Wegen Neuer: Rummenigge greift DFB an und fordert mehr Dankbarkeit

Karl-Heinz Rummenigge

Reagierte auf die öffentliche Diskussion um Manuel Neuer: Bayerns Vorstandschef Karl-Heinz Rummenigge. imago images

Es sei an der Zeit, Neuer in der Öffentlichkeit den Rücken zu stärken, so Rummenigge bei "Sky". "Was mir nicht gefällt in der Geschichte, ist das Verhalten des DFB. Da wird nie so richtig Klartext gesprochen. In der Öffentlichkeit lässt man das wabern, und es wird zum Teil auf dem Rücken von Manuel ausgetragen. Das finde ich nicht fair", sagte der Vorstandschef des FC Bayern. Speziell mit Blick auf Bundestrainer Joachim Löw forderte der 63-Jährige "ein Stück Dankbarkeit einem Mann gegenüber, der 90-mal für Deutschland gespielt und alles gewonnen hat".

Damit reagierte Rummenigge auf die öffentlich entbrannte Debatte um die Torhüter-Frage in der Nationalelf.
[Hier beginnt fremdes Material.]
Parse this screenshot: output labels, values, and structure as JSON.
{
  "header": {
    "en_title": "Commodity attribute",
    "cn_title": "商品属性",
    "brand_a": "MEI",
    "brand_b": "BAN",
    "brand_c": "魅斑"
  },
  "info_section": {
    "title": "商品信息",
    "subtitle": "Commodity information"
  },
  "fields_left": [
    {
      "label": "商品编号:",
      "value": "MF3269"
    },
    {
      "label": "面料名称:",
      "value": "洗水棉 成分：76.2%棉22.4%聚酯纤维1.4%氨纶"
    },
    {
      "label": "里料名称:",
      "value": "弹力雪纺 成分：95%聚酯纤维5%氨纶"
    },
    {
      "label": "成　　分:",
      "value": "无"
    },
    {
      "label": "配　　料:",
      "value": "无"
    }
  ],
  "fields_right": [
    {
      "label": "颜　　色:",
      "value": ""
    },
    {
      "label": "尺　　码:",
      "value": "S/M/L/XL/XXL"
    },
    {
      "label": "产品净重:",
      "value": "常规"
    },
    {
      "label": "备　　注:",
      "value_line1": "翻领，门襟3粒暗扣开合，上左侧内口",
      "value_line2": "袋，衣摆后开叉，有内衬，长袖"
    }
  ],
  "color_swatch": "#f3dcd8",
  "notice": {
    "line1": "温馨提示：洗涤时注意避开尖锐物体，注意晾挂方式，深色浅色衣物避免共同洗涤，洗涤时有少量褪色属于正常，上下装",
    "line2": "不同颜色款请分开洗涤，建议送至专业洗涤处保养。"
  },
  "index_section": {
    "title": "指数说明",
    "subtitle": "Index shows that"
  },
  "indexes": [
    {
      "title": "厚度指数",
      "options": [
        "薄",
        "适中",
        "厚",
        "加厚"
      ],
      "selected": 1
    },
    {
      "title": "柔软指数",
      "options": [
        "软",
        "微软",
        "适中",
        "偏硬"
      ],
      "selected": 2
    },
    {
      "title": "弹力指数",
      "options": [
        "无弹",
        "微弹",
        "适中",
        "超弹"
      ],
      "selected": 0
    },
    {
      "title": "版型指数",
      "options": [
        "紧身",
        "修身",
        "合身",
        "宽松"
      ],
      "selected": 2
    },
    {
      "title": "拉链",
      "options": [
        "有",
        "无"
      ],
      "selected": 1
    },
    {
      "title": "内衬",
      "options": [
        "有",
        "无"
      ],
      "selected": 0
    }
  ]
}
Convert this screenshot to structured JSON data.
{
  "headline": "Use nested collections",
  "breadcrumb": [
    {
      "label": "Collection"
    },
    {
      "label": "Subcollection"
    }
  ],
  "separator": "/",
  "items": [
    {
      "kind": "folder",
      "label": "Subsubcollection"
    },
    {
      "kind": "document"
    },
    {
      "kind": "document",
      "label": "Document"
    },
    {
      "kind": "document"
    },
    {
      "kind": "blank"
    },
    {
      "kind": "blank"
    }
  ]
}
Diese hatte sich an Äußerungen von Neuers Konkurrent Marc-André ter Stegen entzündet, der in der jüngsten Länderspielpause nicht zum Einsatz gekommen war und deshalb einem schweren persönlichen Schlag gesprochen hatte.

Wir fühlen diese Dankbarkeit und ich wünsche mir, dass Deutschland oder die Nationalmannschaft das auch ein bisschen mit einbringen würden.

Karl-Heinz Rummenigge

Rummenigge erklärte außerdem, von einem möglichen Nationalelf-Rücktritt Neuers nach der EM 2020 nichts zu wissen, betonte aber: "Wenn das stimmen sollte, wird es das Resultat solcher Geschichten sein." Der FC Bayern jedenfalls plane fest mit Neuer. "Wir haben einen darüber hinaus gehenden Vertrag und ich denke, dass wir diesen Vertrag in nicht allzu ferner Zukunft verlängern werden. Wir sind dankbar, dass er für Bayern München spielt und wir wissen, welche Qualitäten er hat", sagte Rummenigge. "Wir fühlen diese Dankbarkeit und ich wünsche mir, dass Deutschland oder die Nationalmannschaft das auch ein bisschen mit einbringen würden."